Initially the page number was only "nice to have",
as 99.5% of the documents, that I had dealt with so far, were 1-page only.

In the meantime I found out, I would have to deal with like 200 multi-page documents,
so it was a serious necessity to be able to extract the number of the page the form-fields are located on.

When I decided to contact the developer of CAM::PDF, I was already close to despair,
and I was overly happy, when we had gotten that feature implemented within a couple of days, with just a few e-mails in both directions.

Tuesday, February 8, 2011

"pdftohtml" vs. DRM

A project of mine involves extracting strings and other details from PDF files using "pdftohtml -xml".

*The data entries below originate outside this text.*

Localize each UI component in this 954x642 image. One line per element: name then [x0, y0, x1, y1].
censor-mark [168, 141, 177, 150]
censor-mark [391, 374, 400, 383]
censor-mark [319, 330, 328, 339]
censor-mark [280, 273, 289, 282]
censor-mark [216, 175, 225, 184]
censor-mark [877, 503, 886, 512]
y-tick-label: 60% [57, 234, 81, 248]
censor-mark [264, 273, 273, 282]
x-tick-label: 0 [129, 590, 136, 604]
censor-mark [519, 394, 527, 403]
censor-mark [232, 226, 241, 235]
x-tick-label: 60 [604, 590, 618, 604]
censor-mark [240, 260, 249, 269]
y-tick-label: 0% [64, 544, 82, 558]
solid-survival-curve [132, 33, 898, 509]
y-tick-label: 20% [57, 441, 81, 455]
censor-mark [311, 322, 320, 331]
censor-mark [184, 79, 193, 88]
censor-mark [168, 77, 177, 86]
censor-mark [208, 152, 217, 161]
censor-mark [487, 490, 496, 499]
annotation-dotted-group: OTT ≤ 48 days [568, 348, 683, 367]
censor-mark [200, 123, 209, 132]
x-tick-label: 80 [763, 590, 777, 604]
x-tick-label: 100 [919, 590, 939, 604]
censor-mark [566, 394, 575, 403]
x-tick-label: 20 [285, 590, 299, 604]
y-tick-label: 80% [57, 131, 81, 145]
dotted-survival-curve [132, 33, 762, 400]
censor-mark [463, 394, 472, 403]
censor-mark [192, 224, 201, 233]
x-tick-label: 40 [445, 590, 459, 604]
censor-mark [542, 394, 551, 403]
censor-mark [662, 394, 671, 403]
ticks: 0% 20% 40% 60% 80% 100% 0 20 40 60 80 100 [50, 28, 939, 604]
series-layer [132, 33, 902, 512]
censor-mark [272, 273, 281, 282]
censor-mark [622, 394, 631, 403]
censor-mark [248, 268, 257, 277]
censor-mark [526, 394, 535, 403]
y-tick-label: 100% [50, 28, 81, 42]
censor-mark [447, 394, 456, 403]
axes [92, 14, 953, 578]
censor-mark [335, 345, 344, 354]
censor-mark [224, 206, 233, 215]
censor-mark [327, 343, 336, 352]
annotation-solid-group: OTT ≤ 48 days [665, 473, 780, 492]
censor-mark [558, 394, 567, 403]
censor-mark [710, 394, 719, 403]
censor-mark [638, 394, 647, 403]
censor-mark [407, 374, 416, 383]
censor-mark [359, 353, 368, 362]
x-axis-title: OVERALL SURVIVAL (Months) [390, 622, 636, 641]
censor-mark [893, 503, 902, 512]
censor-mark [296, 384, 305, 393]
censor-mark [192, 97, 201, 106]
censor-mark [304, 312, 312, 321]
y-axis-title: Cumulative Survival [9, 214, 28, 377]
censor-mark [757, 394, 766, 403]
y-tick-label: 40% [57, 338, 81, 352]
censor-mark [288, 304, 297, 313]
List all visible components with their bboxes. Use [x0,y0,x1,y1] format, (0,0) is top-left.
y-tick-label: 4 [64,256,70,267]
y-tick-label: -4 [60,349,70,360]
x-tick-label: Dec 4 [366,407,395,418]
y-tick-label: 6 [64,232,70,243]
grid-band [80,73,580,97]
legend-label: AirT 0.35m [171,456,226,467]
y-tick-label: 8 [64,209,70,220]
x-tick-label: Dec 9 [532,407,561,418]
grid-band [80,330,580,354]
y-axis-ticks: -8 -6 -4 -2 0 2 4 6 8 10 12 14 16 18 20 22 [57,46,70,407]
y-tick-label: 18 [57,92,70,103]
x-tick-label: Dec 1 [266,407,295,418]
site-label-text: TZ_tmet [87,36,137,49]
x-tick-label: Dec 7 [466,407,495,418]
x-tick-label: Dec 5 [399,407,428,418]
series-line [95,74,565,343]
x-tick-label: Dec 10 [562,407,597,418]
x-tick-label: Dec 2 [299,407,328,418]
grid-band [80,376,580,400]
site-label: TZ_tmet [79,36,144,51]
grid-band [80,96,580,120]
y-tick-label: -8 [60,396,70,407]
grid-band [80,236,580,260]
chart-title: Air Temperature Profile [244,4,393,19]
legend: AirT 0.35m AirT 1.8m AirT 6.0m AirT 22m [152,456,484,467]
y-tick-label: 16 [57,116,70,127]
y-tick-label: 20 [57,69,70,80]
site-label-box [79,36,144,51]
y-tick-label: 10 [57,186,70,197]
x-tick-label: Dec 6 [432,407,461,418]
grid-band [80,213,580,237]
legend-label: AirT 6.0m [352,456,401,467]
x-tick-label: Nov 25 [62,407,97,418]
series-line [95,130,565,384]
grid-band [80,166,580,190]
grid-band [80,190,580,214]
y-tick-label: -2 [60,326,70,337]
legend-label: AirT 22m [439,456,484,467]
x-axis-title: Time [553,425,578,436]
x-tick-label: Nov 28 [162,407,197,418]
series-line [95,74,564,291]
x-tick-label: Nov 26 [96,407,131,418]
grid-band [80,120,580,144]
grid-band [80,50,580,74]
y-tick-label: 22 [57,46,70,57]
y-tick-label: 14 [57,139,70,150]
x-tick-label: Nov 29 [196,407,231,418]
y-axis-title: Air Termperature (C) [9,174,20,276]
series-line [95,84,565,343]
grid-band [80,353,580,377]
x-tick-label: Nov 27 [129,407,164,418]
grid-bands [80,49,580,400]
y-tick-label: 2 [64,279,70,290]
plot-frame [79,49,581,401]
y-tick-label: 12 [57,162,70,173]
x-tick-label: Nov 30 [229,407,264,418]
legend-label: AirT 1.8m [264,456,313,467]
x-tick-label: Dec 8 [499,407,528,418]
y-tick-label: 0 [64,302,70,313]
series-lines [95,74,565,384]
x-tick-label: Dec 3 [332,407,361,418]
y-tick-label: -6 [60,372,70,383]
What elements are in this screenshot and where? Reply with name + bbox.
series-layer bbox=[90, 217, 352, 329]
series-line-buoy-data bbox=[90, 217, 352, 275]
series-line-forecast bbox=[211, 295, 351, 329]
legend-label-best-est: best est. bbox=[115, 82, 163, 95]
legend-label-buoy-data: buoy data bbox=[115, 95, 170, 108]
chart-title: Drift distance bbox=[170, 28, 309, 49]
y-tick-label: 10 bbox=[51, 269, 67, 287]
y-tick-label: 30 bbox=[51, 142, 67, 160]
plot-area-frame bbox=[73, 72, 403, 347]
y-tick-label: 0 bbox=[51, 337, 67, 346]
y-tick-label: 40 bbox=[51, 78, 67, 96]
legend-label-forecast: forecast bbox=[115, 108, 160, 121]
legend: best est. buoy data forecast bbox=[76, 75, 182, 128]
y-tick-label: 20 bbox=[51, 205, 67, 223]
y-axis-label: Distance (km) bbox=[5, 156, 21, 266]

A plain "pdftohtml -xml" refuses to read PDF files with set copy-protection bits set. But if you add "-nodrm" on the command line, it reads them anyway, but it mentions the problem on STDERR.

Friday, December 10, 2010

form fields in PDF – how to retrieve their details?

This command line shows you a few details:

$ pdftk … dump_data_fields

Not enough details for me.

What about CAM::PDF?
It comes with a couple of nice sample utilities (the bin/ subdirectory), one of them is called listpdffields.pl . It also does not show me enough details, but I think I will enhance that one.

Update / 2010-12-11:
Yes, CAM::PDF works very well for me. I wrote another article on that.

Sunday, October 10, 2010

Saturday, October 9, 2010

TableSeer.SourceForge.net

TableSeer | Download TableSeer software for free at SourceForge.net

TableSeer is a tool that automatically identifies tables in digital documents and extracts the contents in the cells of the tables as well as table metadata.
That software seems to apply more heuristics than pdf2table.